One also sees the custom maintained, though increasingly rarely, among the children of the Mon ethnic minority, living along the banks of the Chao Phraya River; the famous River of Kings, running through Bangkok. The writer De Young (1898 – 1984) wrote at the turn of the century “no other event in the life of any Siamese is celebrated with anything like the expense that attends the topknot cutting, except perhaps a funeral’’.

 

The Royal Chuk

Thailand Royal Tonsure Ceremony 1

 

The above picture shows H.M. King Chulalongkorn (Rama V) waiting for the palanquin that would carry HRH Crown Prince Maha Vajirunhis (standing infront of the King) during the Crown Prince’s tonsure ceremony

 

The Royal Children

For the royal children, (the last such royal occasion was 3 months prior to the 1932 coupe), the rite was an elaborate ceremony that sometimes lasted seven days and was for centuries held at the Grand Palace in Bangkok. The ceremony culminated with the king cutting off the hair knot, which was then normally placed, on a banana leaf and allowed to drift away on the Chao Phraya River.
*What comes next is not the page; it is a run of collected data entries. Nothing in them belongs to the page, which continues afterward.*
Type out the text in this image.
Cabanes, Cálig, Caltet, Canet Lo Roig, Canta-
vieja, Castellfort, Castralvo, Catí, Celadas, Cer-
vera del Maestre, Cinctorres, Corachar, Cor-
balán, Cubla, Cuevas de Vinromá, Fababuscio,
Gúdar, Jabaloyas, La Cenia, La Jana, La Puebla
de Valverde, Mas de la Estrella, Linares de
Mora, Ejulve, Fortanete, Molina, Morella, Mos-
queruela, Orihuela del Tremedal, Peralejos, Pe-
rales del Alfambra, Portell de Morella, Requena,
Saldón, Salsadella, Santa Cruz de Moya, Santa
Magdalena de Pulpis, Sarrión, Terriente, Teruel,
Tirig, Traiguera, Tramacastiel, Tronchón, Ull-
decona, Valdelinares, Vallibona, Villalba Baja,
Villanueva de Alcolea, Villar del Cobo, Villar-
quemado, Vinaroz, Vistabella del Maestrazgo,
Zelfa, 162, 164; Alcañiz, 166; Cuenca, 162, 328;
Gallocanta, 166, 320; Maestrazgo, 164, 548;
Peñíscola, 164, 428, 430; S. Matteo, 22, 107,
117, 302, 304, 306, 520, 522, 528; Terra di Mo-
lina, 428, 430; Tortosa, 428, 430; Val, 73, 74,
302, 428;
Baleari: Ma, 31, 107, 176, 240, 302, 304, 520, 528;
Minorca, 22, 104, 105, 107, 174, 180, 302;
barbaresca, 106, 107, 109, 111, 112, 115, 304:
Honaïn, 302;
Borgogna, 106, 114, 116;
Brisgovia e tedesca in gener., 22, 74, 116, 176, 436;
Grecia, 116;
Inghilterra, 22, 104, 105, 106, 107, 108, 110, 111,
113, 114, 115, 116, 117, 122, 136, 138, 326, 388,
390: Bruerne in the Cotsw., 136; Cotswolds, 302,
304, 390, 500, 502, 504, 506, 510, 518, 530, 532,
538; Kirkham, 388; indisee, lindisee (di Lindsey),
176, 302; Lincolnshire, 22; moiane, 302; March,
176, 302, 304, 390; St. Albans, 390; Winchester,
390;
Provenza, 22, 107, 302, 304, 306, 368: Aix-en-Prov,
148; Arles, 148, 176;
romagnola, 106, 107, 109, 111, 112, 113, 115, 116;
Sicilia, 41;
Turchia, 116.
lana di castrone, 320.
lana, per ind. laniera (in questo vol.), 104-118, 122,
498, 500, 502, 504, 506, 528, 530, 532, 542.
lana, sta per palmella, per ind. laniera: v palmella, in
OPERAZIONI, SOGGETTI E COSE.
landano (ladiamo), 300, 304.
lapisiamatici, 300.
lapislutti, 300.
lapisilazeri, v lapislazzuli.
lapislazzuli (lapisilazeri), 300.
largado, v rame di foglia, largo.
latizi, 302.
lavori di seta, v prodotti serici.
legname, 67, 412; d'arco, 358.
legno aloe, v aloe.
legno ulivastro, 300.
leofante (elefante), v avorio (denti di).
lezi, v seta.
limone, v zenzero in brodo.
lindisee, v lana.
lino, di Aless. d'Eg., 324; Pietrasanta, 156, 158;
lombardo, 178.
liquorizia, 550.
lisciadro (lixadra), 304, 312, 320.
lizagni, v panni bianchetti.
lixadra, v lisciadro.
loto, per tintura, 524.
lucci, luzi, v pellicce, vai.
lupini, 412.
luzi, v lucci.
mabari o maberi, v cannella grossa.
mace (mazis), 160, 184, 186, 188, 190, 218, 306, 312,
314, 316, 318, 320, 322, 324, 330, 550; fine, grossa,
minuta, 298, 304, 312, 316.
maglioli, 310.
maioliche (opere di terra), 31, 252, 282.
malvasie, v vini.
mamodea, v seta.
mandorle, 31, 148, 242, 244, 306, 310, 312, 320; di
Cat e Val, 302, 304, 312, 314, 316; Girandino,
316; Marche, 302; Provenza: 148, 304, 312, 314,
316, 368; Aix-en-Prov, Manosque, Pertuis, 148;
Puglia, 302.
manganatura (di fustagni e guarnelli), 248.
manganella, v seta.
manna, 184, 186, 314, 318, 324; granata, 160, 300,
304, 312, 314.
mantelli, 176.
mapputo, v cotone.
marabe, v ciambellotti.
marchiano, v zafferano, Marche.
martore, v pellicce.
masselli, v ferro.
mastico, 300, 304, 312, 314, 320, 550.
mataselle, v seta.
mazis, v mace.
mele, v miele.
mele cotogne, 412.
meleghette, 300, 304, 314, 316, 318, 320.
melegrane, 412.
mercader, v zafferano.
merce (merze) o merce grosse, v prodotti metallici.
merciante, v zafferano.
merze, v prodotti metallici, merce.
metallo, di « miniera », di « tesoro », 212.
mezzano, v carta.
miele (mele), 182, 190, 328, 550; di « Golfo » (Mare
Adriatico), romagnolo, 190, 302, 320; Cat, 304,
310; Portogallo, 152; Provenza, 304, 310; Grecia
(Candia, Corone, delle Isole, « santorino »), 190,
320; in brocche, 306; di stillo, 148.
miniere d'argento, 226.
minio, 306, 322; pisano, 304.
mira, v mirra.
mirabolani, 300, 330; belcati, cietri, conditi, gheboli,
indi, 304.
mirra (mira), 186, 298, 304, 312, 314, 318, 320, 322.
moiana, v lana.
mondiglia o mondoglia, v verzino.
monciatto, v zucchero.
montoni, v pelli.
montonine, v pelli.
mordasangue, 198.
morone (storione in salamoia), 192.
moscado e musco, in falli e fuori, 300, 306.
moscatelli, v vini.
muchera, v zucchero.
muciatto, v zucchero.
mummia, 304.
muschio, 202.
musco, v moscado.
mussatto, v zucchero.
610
Both Buddhist monks and Brahmin priests officiated at the royal tonsure (as they do today for those that still practice the ceremony), with the actual date of the ceremony carefully chosen by the royal astrologers, as it had to be free of any malign influence, plus the alignment of the stars had to be just right.

As with most Thai ceremonies and festivals, superstition and elaborate rituals are interwoven into the event, usually derived from a multitude of beliefs and customs of varying origin.

 

Touching the head of an adult in Thailand

Thailand Royal Tonsure Ceremony circa 1890

Circa 1890

This once common, colourful ceremony also goes some way to explain why it is not acceptable to touch an adult Thai persons head.

In Thailand, a culture much influenced by Hindu beliefs and ritual, it is believed the spirit of life enters the top of the cranium and from which it departs again at death. For this reason, in Thailand, the head is the sacred portal of the spirit and therefore not to be treated lightly.